Strong linewidth variation for spin-torque nano-oscillators as a function of in-plane magnetic field angle

We measure the microwave signals produced by spin-torque-driven magnetization dynamics excited by direct currents in patterned magnetic multilayer devices at room temperature as a function of the angle of a magnetic field applied in the sample plane. We find strong variations in the frequency linewidth of the signals, with a decrease by more than a factor of 20 as the field is rotated from the magnetic easy axis to the in-plane hard axis. Based on micromagnetic simulations, we identify these variations as due to a transition from spatially incoherent to coherent precession.

Figure 1

(Color online) (a) Differential resistance as a function of current at room temperature for a nanopillar spin valve device with an exchange-biased fixed layer.
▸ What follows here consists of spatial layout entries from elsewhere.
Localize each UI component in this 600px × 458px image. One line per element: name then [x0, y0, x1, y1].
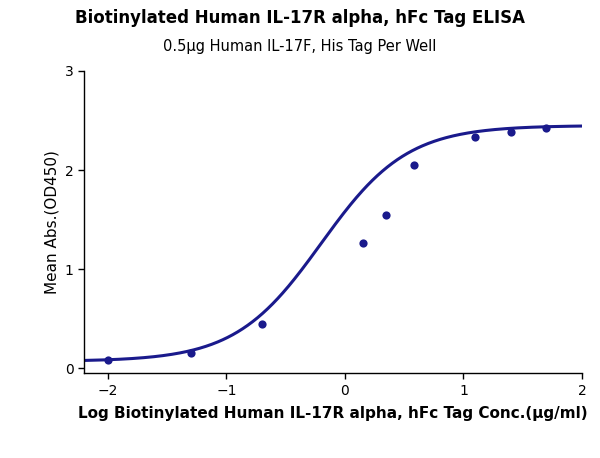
Point — [257, 320, 266, 327]
Point — [409, 162, 418, 169]
Point — [358, 240, 367, 247]
Text: Biotinylated Human IL-17R alpha, hFc Tag ELISA: Biotinylated Human IL-17R alpha, hFc Tag… — [75, 9, 525, 27]
X-axis label: Log Biotinylated Human IL-17R alpha, hFc Tag Conc.(µg/ml): Log Biotinylated Human IL-17R alpha, hFc… — [78, 406, 588, 421]
Point — [103, 357, 113, 364]
Point — [506, 129, 515, 136]
Text: 0.5µg Human IL-17F, His Tag Per Well: 0.5µg Human IL-17F, His Tag Per Well — [163, 39, 437, 54]
Point — [382, 211, 391, 218]
Point — [542, 125, 551, 132]
Y-axis label: Mean Abs.(OD450): Mean Abs.(OD450) — [44, 150, 59, 294]
Point — [470, 134, 480, 141]
Point — [186, 350, 196, 357]
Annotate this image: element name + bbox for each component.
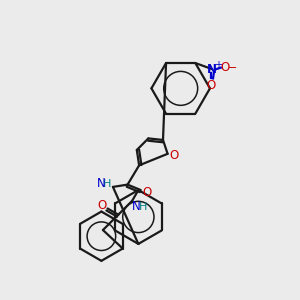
Text: O: O [206,79,215,92]
Text: N: N [132,200,140,213]
Text: O: O [220,61,229,74]
Text: H: H [139,202,147,212]
Text: N: N [97,177,106,190]
Text: O: O [98,199,107,212]
Text: −: − [228,63,237,73]
Text: O: O [142,186,152,199]
Text: O: O [169,149,178,162]
Text: H: H [103,179,111,189]
Text: N: N [207,63,217,76]
Text: +: + [214,60,222,70]
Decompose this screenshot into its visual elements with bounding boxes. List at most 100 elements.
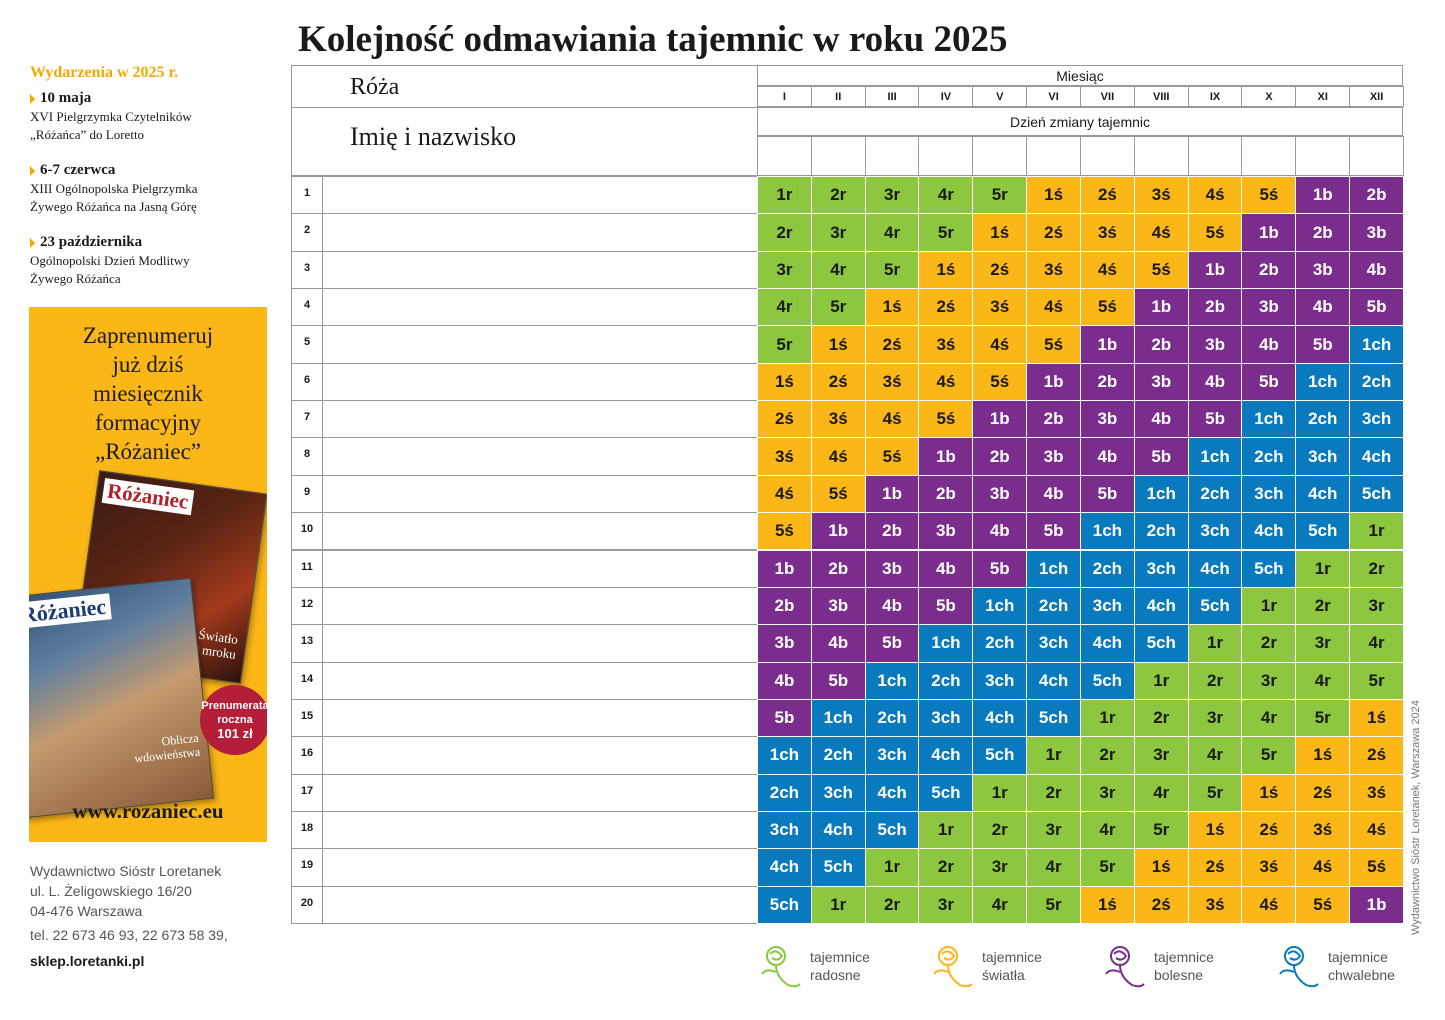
row-number: 12 bbox=[291, 586, 323, 626]
mystery-cell: 1r bbox=[1295, 549, 1351, 588]
member-name-input[interactable] bbox=[322, 213, 758, 252]
mystery-cell: 1b bbox=[810, 512, 866, 551]
ad-url-link[interactable]: www.rozaniec.eu bbox=[72, 799, 224, 823]
mystery-cell: 5ch bbox=[1026, 698, 1081, 738]
day-change-input[interactable] bbox=[918, 136, 974, 176]
day-change-input[interactable] bbox=[1133, 136, 1189, 176]
mystery-cell: 4r bbox=[972, 885, 1028, 924]
mystery-cell: 3ch bbox=[972, 661, 1028, 700]
mystery-cell: 2r bbox=[810, 176, 866, 215]
mystery-cell: 5b bbox=[1079, 474, 1135, 514]
mystery-cell: 4r bbox=[1241, 698, 1297, 738]
member-name-input[interactable] bbox=[322, 400, 758, 439]
member-name-input[interactable] bbox=[322, 362, 758, 402]
mystery-cell: 3ś bbox=[1026, 250, 1081, 290]
ad-line: formacyjny bbox=[94, 410, 201, 435]
legend-text: tajemnice bbox=[810, 949, 870, 965]
member-name-input[interactable] bbox=[322, 698, 758, 738]
mystery-cell: 2b bbox=[1187, 288, 1243, 327]
mystery-cell: 5r bbox=[757, 325, 812, 364]
publisher-line: ul. L. Żeligowskiego 16/20 bbox=[30, 883, 192, 899]
member-name-input[interactable] bbox=[322, 848, 758, 887]
day-change-input[interactable] bbox=[757, 136, 812, 176]
mystery-cell: 3b bbox=[1133, 362, 1189, 402]
mystery-cell: 4r bbox=[1349, 624, 1404, 663]
member-name-input[interactable] bbox=[322, 773, 758, 812]
mystery-cell: 2ś bbox=[972, 250, 1028, 290]
mystery-cell: 5ś bbox=[1349, 848, 1404, 887]
mystery-cell: 2b bbox=[1241, 250, 1297, 290]
month-column-header: XI bbox=[1295, 86, 1351, 107]
day-change-input[interactable] bbox=[1187, 136, 1243, 176]
rose-label-cell[interactable]: Róża bbox=[291, 65, 758, 108]
day-change-input[interactable] bbox=[1349, 136, 1404, 176]
member-name-input[interactable] bbox=[322, 474, 758, 514]
day-change-input[interactable] bbox=[1079, 136, 1135, 176]
mystery-cell: 4r bbox=[864, 213, 920, 252]
mystery-cell: 1ch bbox=[1241, 400, 1297, 439]
day-change-input[interactable] bbox=[864, 136, 920, 176]
mystery-cell: 2r bbox=[864, 885, 920, 924]
row-number: 6 bbox=[291, 362, 323, 402]
month-column-header: VIII bbox=[1133, 86, 1189, 107]
mysteries-table: Róża Imię i nazwisko Miesiąc Dzień zmian… bbox=[291, 65, 1404, 924]
row-number: 2 bbox=[291, 213, 323, 252]
mystery-cell: 4ś bbox=[1026, 288, 1081, 327]
mystery-cell: 2ś bbox=[1295, 773, 1351, 812]
member-name-input[interactable] bbox=[322, 549, 758, 588]
mystery-cell: 1ch bbox=[972, 586, 1028, 626]
mystery-cell: 2b bbox=[1026, 400, 1081, 439]
member-name-input[interactable] bbox=[322, 437, 758, 476]
member-name-input[interactable] bbox=[322, 624, 758, 663]
name-label-cell[interactable]: Imię i nazwisko bbox=[291, 107, 758, 176]
mystery-cell: 4ś bbox=[1349, 810, 1404, 850]
day-change-input[interactable] bbox=[972, 136, 1028, 176]
mystery-cell: 3ch bbox=[1026, 624, 1081, 663]
member-name-input[interactable] bbox=[322, 512, 758, 551]
mystery-cell: 5ś bbox=[1241, 176, 1297, 215]
mystery-cell: 4ś bbox=[918, 362, 974, 402]
mystery-cell: 1b bbox=[1349, 885, 1404, 924]
month-column-header: V bbox=[972, 86, 1028, 107]
mystery-cell: 5ch bbox=[1349, 474, 1404, 514]
member-name-input[interactable] bbox=[322, 586, 758, 626]
member-name-input[interactable] bbox=[322, 288, 758, 327]
day-change-input[interactable] bbox=[810, 136, 866, 176]
mystery-cell: 2b bbox=[810, 549, 866, 588]
month-header-text: Miesiąc bbox=[1056, 67, 1104, 84]
member-name-input[interactable] bbox=[322, 250, 758, 290]
subscription-ad[interactable]: Zaprenumeruj już dziś miesięcznik formac… bbox=[29, 307, 267, 842]
mystery-cell: 3ś bbox=[1079, 213, 1135, 252]
day-change-input[interactable] bbox=[1241, 136, 1297, 176]
day-change-input[interactable] bbox=[1295, 136, 1351, 176]
mystery-cell: 4r bbox=[1026, 848, 1081, 887]
month-column-header: VI bbox=[1026, 86, 1081, 107]
mystery-cell: 2ś bbox=[864, 325, 920, 364]
mystery-cell: 4ś bbox=[1133, 213, 1189, 252]
member-name-input[interactable] bbox=[322, 736, 758, 775]
shop-link[interactable]: sklep.loretanki.pl bbox=[30, 953, 145, 969]
member-name-input[interactable] bbox=[322, 661, 758, 700]
row-number: 3 bbox=[291, 250, 323, 290]
bullet-icon bbox=[30, 237, 35, 248]
mystery-cell: 4b bbox=[1349, 250, 1404, 290]
mystery-cell: 3b bbox=[1349, 213, 1404, 252]
event-desc: „Różańca” do Loretto bbox=[30, 127, 145, 142]
mystery-cell: 2ś bbox=[1187, 848, 1243, 887]
member-name-input[interactable] bbox=[322, 176, 758, 215]
mystery-cell: 3ś bbox=[1349, 773, 1404, 812]
mystery-cell: 4ch bbox=[1187, 549, 1243, 588]
mystery-cell: 1r bbox=[918, 810, 974, 850]
day-change-input[interactable] bbox=[1026, 136, 1081, 176]
mystery-cell: 4r bbox=[1133, 773, 1189, 812]
member-name-input[interactable] bbox=[322, 810, 758, 850]
member-name-input[interactable] bbox=[322, 885, 758, 924]
mystery-cell: 2ch bbox=[1295, 400, 1351, 439]
event-desc: XIII Ogólnopolska Pielgrzymka bbox=[30, 181, 198, 196]
legend-text: światła bbox=[982, 967, 1025, 983]
mystery-cell: 4ch bbox=[1133, 586, 1189, 626]
row-number: 8 bbox=[291, 437, 323, 476]
event-item: 6-7 czerwca XIII Ogólnopolska Pielgrzymk… bbox=[30, 162, 198, 216]
mystery-cell: 1ch bbox=[1133, 474, 1189, 514]
member-name-input[interactable] bbox=[322, 325, 758, 364]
Inset: top-view electron micrograph of device shape. [(b) and (c)] Resistance as a function of magnetic field for the same device for fields (b) along the easy-axis direction and (c) along the in-plane hard axis. [(d)–(f)] Differential resistance of a nanopillar spin valve device with a thick-fixed layer as a function of (d) current and [(e) and (f)] magnetic field at room temperature.

Figure 2

(Color online) Power spectral density of spin-torque-driven oscillations at room temperature, for field angles ${\theta }_H=0°$, $45°$, and $90°$ (as labeled), for (a) an exchange-biased-fixed-layer sample and (b) a thick-fixed-layer sample. Insets: sample structures. [(c) and (d)] Variation of the linewidth as a function of ${\theta }_H$ for both types of samples.

Figure 3

(Color online) Analysis of the spin-torque-driven microwave signals for the sample with the exchange-biased fixed layer as a function of current and field angle at room temperature and $H=1000\text{Oe}$. (a) Linewidth. (b) Peak frequency. (c) Integrated power within the precessional peak divided by $I^2$. (d) Power spectral density plotted on a logarithmic scale, as a function of ${\theta }_H$, for $I=4\text{mA}$.

Figure 4

(Color online) Analysis of the spin-torque-driven microwave signals for the sample with the thick-fixed layer at room temperature and $H=800\text{Oe}$. (a) Linewidth. (b) Peak frequency. (c) Integrated power divided by $I^2$. (d) Power spectral density plotted on a logarithmic scale, as a function of ${\theta }_H$, for $I=5\text{mA}$.

Figure 5

(Color online) Micromagnetic simulations of the exchange-biased sample. (a) Resistance as a function of time. $R_{\text{P}}$ is the resistance for parallel free and fixed magnetic layers and $R_{\text{AP}}$ corresponds to antiparallel layers. (b) Corresponding power spectral densities. The curves for ${\theta }_H=45°$ and $90°$ are offset by 30 and 60 pW/GHz. The curves for ${\theta }_H=0°$ and $45°$ are scaled by a factor of 4. (c) Calculated linewidth as a function of ${\theta }_H$ for $H=1000\text{Oe}$ and $I=3.5\text{mA}$. [(d) and (e)] Snapshots of the magnetization distribution in the magnetic free layer for (d) ${\theta }_H=0°$ and (e) ${\theta }_H=90°$ at times corresponding to maxima in the precession cycle.